Il film di De Angelis ha almeno due grandi meriti, forse tre. Il primo è la capacità di aver creato, grazie alla straordinaria fotografia di Ferran Paredes Rubio, una Napoli atipica, così lontana dai quartieri malfamati di Scampia, dalle vele, dagli orribili palazzoni popolari in preda all’anarchia e alla rabbia di una vita senza speranza. C’è un riferimento abbastanza veloce a Castel Volturno, ma è solo un attimo, l’abbaglio di un cartello stradale che appare oltre il parabrezza. Per il resto ci si muove dalle parti del Centro Direzionale, un isolato che a tratti ricorda Giorgio de Chirico e i suoi spazi metafisici, abitati da manichini spettrali e figure senza volto: immaginatevi grandi costruzioni che sfidano il cielo, una modernità quanto meno sospetta ma pensata attorno a geometrie congruenti. C’è molto ordine in questa Napoli del futuro, come d’altronde nella vita banalmente tranquilla dell’avvocato Perez, un rigore di superficie che in fin dei conti non è che il tentativo fallimentare della giustizia di “far quadrare” i propri bilanci morali all’interno di parametri matematici. Il secondo merito della pellicola è invece quello di aver inscenato il dramma di un uomo che ha sempre pensato non di non voler scegliere, ma di poter non scegliere. Sembra un bisticcio della grammatica, ma se ci riflettete dopo aver visto il film, un senso c’è. Perez costruisce la sua esistenza attorno a questo dilemma, che si ingigantisce giorno dopo giorno, fino a quando le circostanze lo costringono a capire che in realtà un difensore d’ufficio non può permettersi di non prendere parti. Poco importa che siano quelle del malavitoso da cui viene ricattato, della figlia o di se stesso. Il punto (quel punto che chiude il titolo) è che Perez deve agire.

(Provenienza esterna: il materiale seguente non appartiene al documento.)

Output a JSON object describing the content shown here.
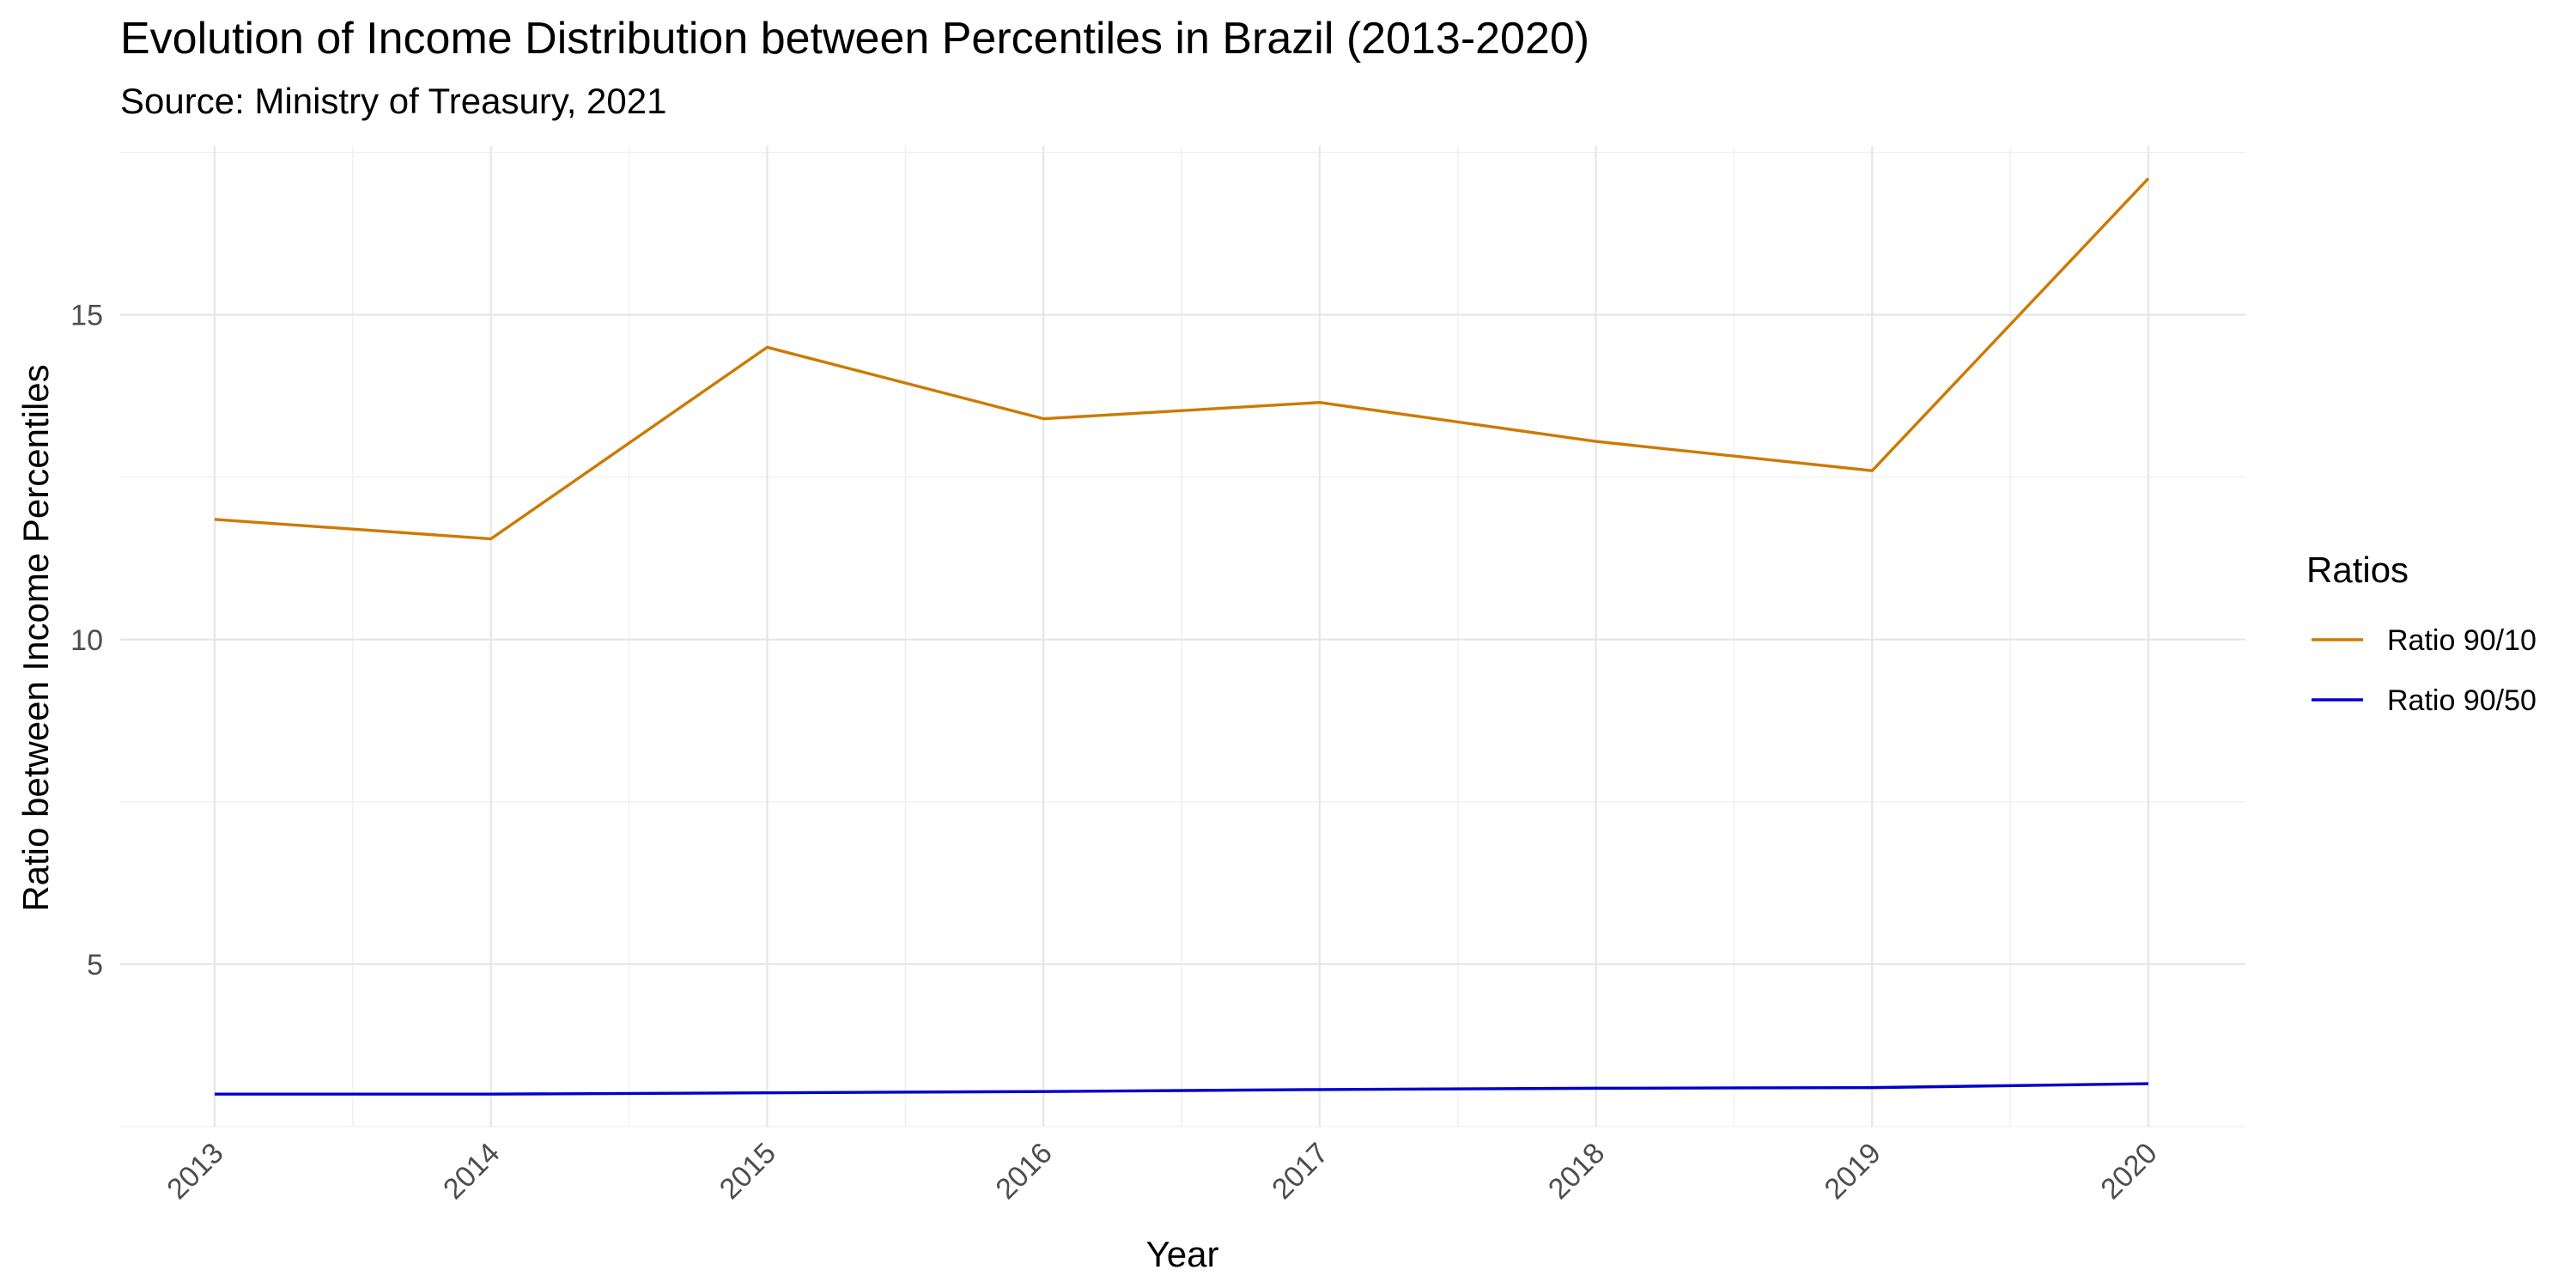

perez 1Dicevamo che forse c’è un terzo e ultimo merito. Il film ha un messaggio terribile che, senza anticipare nulla del finale, si può semplificare nell’idea che la camorra mantiene le proprie promesse. Se vendi l’anima al diavolo, il diavolo ti ricompensa. È allora il dubbio della (a)moralità del crimine a muovere la regia di De Angelis, come a dire che se la giustizia non funziona, al cittadino non resta che affidarsi a quella rete sotterranea di amicizie e fratellanze tribali che soltanto le mafie riescono a garantire. Perez con il punto non è un capolavoro per il semplice motivo che non vuole esserlo: è un piccolo film che parla di piccoli personaggi, e tanto gli basta per colpire nel punto giusto. In altre parole De Angelis riesce perfettamente dove Guido Lombardi, regista di Là-bas – Educazione criminale (2011), aveva fallito: non fa sconti a nessuno, accantona la pedagogia spicciola e dimostra che in Italia c’è ancora qualcuno che, magari con difficoltà e timidezza, ha delle storie (piccole anche loro, ma proprio per questo importantissime) da raccontare.

Marco Marchetti

Perez.

Regia: Edoardo De Angelis. Sceneggiatura: Edoardo De Angelis, Filippo Gravino. Fotografia: Ferran Paredes Rubio. Montaggio: Chiara Griziotti. Musica: Riccardo Ceres. Interpreti: Luca Zingaretti, Marco D’Amore, Simona Tabasco, Gianpaolo Fabrizio, Massimiliano Gallo. Origine: Italia, 2014. Durata: 94′.